Inflammatory ocular diseases are an important cause of blindness and visual impairment. It has been recognized for over 100 years that many foreign tissue grafts enjoy prolonged and sometimes permanent survival in the anterior chamber of the eye. Nobel Laureate Sir Peter Medawar coined the term “immune privilege” to describe this unique immunologic property of the eye.

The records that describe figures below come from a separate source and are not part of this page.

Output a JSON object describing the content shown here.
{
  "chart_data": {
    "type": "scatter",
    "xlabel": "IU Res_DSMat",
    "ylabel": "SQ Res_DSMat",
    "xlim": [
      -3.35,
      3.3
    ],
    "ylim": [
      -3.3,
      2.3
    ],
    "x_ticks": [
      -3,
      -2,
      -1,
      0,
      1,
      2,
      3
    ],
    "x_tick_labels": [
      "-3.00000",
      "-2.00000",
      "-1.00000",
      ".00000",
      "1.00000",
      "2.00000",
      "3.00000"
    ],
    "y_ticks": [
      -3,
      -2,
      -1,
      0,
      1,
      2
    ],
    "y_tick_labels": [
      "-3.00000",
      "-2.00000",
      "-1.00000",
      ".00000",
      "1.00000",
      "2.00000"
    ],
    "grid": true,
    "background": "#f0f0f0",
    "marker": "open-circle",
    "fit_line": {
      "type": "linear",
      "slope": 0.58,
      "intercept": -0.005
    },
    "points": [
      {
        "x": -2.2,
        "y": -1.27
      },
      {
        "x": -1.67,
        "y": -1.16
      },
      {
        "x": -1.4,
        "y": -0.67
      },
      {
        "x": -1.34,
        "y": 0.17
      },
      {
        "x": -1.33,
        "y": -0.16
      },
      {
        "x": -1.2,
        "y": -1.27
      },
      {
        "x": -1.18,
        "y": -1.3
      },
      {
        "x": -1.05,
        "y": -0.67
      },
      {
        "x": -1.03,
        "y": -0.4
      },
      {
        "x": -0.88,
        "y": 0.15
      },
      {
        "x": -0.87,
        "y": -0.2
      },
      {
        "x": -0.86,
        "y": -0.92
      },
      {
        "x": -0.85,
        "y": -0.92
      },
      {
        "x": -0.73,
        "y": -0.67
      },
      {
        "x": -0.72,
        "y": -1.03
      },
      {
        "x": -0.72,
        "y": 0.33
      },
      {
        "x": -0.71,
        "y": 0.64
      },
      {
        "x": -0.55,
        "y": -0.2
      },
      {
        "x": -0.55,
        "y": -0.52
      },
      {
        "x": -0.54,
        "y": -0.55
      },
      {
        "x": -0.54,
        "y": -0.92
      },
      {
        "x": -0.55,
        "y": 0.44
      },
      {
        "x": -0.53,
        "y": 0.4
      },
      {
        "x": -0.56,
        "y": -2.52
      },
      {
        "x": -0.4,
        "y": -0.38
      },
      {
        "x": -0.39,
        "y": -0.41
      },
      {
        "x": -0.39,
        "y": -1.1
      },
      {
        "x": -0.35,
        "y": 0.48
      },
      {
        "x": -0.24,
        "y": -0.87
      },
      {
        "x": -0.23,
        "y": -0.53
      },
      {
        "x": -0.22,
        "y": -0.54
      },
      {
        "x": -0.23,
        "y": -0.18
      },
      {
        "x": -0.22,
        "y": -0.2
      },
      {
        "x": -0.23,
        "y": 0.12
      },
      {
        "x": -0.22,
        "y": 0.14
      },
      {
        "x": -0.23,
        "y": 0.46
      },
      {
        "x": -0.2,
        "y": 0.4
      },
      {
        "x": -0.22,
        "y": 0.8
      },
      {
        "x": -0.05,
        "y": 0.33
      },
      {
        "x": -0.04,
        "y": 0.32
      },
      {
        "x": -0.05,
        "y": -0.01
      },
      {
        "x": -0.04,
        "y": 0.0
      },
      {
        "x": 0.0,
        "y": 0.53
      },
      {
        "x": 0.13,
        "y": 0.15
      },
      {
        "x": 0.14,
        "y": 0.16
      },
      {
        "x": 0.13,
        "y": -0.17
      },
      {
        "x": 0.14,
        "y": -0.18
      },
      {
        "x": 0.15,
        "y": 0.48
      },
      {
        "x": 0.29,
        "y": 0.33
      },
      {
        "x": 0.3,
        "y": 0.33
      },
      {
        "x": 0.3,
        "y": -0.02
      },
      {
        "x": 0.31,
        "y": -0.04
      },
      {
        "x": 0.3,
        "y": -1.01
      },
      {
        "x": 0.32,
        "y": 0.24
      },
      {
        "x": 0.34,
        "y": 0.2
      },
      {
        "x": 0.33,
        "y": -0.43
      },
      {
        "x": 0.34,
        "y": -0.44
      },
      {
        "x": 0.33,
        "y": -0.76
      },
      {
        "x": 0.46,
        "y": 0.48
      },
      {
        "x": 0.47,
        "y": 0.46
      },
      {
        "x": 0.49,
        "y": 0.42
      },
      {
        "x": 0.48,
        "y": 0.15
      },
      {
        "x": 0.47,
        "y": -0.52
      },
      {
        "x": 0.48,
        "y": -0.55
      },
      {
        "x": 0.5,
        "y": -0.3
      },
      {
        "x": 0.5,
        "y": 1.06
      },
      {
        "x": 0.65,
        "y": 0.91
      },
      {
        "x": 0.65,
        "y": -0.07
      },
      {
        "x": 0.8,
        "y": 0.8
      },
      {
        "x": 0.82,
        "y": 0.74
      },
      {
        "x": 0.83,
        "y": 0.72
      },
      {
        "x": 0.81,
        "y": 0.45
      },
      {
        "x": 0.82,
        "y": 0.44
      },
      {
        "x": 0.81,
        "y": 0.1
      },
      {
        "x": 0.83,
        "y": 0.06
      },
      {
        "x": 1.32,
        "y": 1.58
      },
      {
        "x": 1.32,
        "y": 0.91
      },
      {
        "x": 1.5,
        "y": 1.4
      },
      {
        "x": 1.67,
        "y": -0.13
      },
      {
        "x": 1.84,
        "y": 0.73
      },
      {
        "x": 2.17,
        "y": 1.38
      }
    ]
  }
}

Antigens introduced into the anterior chamber elicit a unique form of immune regulation (anterior chamber-associated immune deviation = ACAID) that inhibits T cell-mediated inflammation and graft rejection.

Ongoing Studies

  • Which T regulatory cell (Treg) populations promote ocular immune privilege and enhance corneal allograft survival?
  • How does the proinflammatory cytokine interferon-γ (IFN-γ) promote the generation of Tregs in the eye?
  • How does this same cytokine promote the immune rejection of some intraocular tumors?
  • Can ocular Tregs be invoked to ameliorate immune-mediated diseases such as allergic conjunctivitis and allergic asthma?

Animal Models and Research Tools

  • Implantation and transplantation of various tumors, tissue grafts, allogeneic cells and soluble immunogens into the anterior chambers of gene knockout transgenic, and wild-type mice.
  • Battery of in vivo and in vitro assays for characterizing antigen-specific and antigen nonspecific Tregs.